E’ difficile contattare e comprendere la propria identità e aderire a ciò che si sente di essere nel profondo. Spesso ci nascondiamo, ci camuffiamo e trasformiamo la nostra immagine. Pur sapendo che, solo ad un passo dal precipitare, troveremo nuovamente la forza di aggrapparci a noi stessi.

Living room creatures è in scena dal 29 giugno all’8 luglio al Teatro Litta di Milano con la regia di Susanna Baccari. Ne sono protagonisti Ivana Petito, Bruna Serina De Almeida, Anna Leidi, Alessandro Pozza, Chiara Ribolzi e Nora Ruberti.

Intervista a Susanna Baccari

Questo progetto è diviso in due parti. Quali sono?

In realtà è un unico spettacolo che dura 50 minuti. E’ un percorso che ho iniziato l’anno scorso con Ivana Petito sulla figura femminile e lo proseguiamo quest’anno con una sorta di coralità. Sono proprio tutte le figure e le creature del nostro quotidiano. Sono quelle da salotto così come lo abbiano intitolato. E’ come se avessimo tutti i giorni di fronte a noi le nostre paure, i nostri incubi, le nostre gioie e i nostri sogni. Si animano attorno alla figura femminile di Ivana Petito. Nella prima parte il lavoro è corale, nella seconda è solo di Ivana con Nora, questa creatura meravigliosa, e viene rappresentato un po’ il nostro essere adulti e il nostro essere più piccoli.

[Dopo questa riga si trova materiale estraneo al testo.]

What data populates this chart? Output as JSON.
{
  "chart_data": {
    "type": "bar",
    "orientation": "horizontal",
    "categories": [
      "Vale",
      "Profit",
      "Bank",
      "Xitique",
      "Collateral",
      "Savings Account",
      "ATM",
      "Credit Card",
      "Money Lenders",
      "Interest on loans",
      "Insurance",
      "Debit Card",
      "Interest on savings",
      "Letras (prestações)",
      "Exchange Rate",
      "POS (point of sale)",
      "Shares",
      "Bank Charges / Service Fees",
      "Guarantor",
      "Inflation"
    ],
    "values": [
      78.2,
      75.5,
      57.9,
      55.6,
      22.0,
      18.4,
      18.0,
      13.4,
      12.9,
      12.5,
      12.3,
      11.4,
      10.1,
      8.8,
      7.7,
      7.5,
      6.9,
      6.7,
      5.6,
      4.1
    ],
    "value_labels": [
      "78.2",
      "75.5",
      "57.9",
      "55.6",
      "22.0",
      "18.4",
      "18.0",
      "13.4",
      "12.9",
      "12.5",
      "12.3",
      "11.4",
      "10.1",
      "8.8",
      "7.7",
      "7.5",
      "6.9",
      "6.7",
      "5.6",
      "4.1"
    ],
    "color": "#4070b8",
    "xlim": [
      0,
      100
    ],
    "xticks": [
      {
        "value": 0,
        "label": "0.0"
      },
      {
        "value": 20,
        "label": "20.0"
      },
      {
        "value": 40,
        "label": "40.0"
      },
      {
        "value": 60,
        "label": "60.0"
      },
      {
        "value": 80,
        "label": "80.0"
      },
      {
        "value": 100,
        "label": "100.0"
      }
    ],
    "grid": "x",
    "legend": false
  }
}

Quelle dello spettacolo sono creature che popolano il nostro quotidiano?

Sì, assolutamente. Si può spaziare nell’immaginazione. C’è tutto un lavoro sull’identità, su cosa siamo, su dov’è la nostra identità più profonda, qual è la nostra essenza, cosa cerchiamo ogni giorno, che cosa vuol dire camuffarsi e poi riuscire a essere noi stessi fino in fondo. Quindi è abbastanza misterioso come lavoro.

Questo spettacolo è una ricerca intorno al corpo femminile?
Sì, direi di sì, proprio perché nasce da questo desiderio con Ivana che c’era già l’anno scorso. Volevamo partire da noi per arrivare a un contenuto più universale rispetto a un percorso al femminile. Lavorare senza la parola mette il corpo al centro del nostro racconto.

Non trova grande spazio la parola, giusto?

Non c’è proprio. Nell’ultima parte c’è una poesia registrata, però è sicuramente un lavoro di teatro fisico. Ho raccolto la parte più corale e ritmica della danza, mentre mi interessa indagare la parte espressiva e di comunicazione del teatro. Quindi ho messo un po’ insieme questi due aspetti.